We also said that AI-generated election disinformation would be pervasive, but here, thankfully, we were wrong. There were a lot of things to wonder about this year, but political deepfakes were rare on the ground.
So, what will happen in 2025? We’re going to ignore the obvious here: you can bet that agents And smaller, more efficient language models will continue to shape the industry. Instead, here are five alternative picks from our AI team.
1. Generative Virtual Playgrounds
If 2023 was the year of generative images and 2024 was the year of generative video-what comes next? If you guessed generative virtual worlds (i.e. video games), high five on all levels.

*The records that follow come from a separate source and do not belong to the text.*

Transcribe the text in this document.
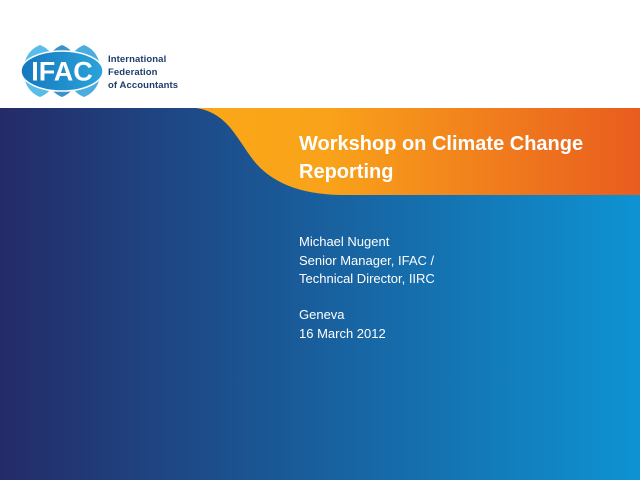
IFAC International
Federation
of Accountants
Workshop on Climate Change
Reporting
Michael Nugent
Senior Manager, IFAC /
Technical Director, IIRC
Geneva
16 March 2012
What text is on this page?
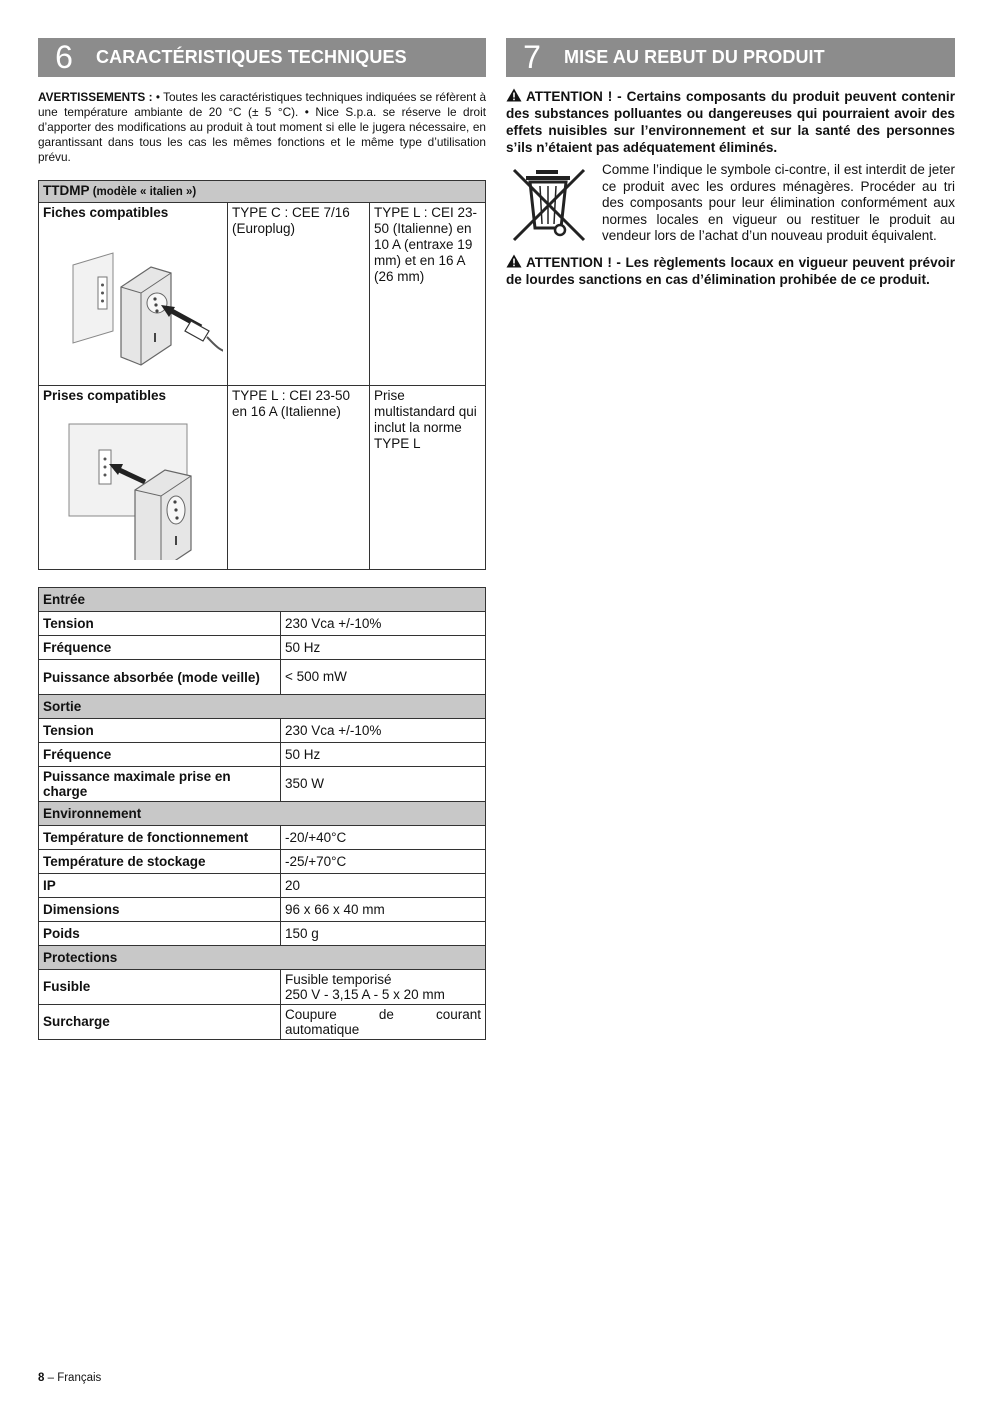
6	CARACTÉRISTIQUES TECHNIQUES
AVERTISSEMENTS : • Toutes les caractéristiques techniques indiquées se réfèrent à une température ambiante de 20 °C (± 5 °C). • Nice S.p.a. se réserve le droit d’apporter des modifications au produit à tout moment si elle le jugera nécessaire, en garantissant dans tous les cas les mêmes fonctions et le même type d’utilisation prévu.
TTDMP (modèle « italien »)		

Fiches compatibles	TYPE C : CEE 7/16 (Europlug)	TYPE L : CEI 23-50 (Italienne) en 10 A (entraxe 19 mm) et en 16 A (26 mm)

Prises compatibles	TYPE L : CEI 23-50 en 16 A (Italienne)	Prise multistandard qui inclut la norme TYPE L
Entrée	
Tension	230 Vca +/-10%
Fréquence	50 Hz
Puissance absorbée (mode veille)	< 500 mW
Sortie	
Tension	230 Vca +/-10%
Fréquence	50 Hz
Puissance maximale prise en charge	350 W
Environnement	
Température de fonctionnement	-20/+40°C
Température de stockage	-25/+70°C
IP	20
Dimensions	96 x 66 x 40 mm
Poids	150 g
Protections	
Fusible	Fusible temporisé
250 V - 3,15 A - 5 x 20 mm

Surcharge	Coupure de courant automatique
7	MISE AU REBUT DU PRODUIT
ATTENTION ! - Certains composants du produit peuvent contenir des substances polluantes ou dangereuses qui pourraient avoir des effets nuisibles sur l’environnement et sur la santé des personnes s’ils n’étaient pas adéquatement éliminés.
Comme l’indique le symbole ci-contre, il est interdit de jeter ce produit avec les ordures ménagères. Procéder au tri des composants pour leur élimination conformément aux normes locales en vigueur ou restituer le produit au vendeur lors de l’achat d’un nouveau produit équivalent.
ATTENTION ! - Les règlements locaux en vigueur peuvent prévoir de lourdes sanctions en cas d’élimination prohibée de ce produit.
8 – Français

We got a little taste of this technology back in February, when Google DeepMind revealed a generative model called Genius which could take a still image and turn it into a 2D side-scrolling platformer that players could interact with. In December, the company revealed Genius 2a model capable of transforming an initial image into a complete virtual world.
Other companies are developing similar technology. In October, AI startups Decart and Etched revealed an unofficial Minecraft hack in which every frame in the game is scraped. generated on the fly while you play. And World Labs, a startup co-founded by Fei-Fei Li, creator of ImageNet, the massive photo dataset that sparked the deep learning boom, is building what it calls large world models, or LWMs.
An obvious application is video games. There is a playful tone to these early experiments, and generative 3D simulations could be used to explore design concepts for new games, turning a sketch into a playable environment on the fly. This could lead to completely new types of games.
But they could also be used to train robots. World Labs wants to develop what is called spatial intelligence, the ability of machines to interpret and interact with the everyday world. But robotics researchers lack reliable data on real-world scenarios to train such technology. Spin countless virtual worlds and let go virtual robots in them to learn through trial and error could help offset this.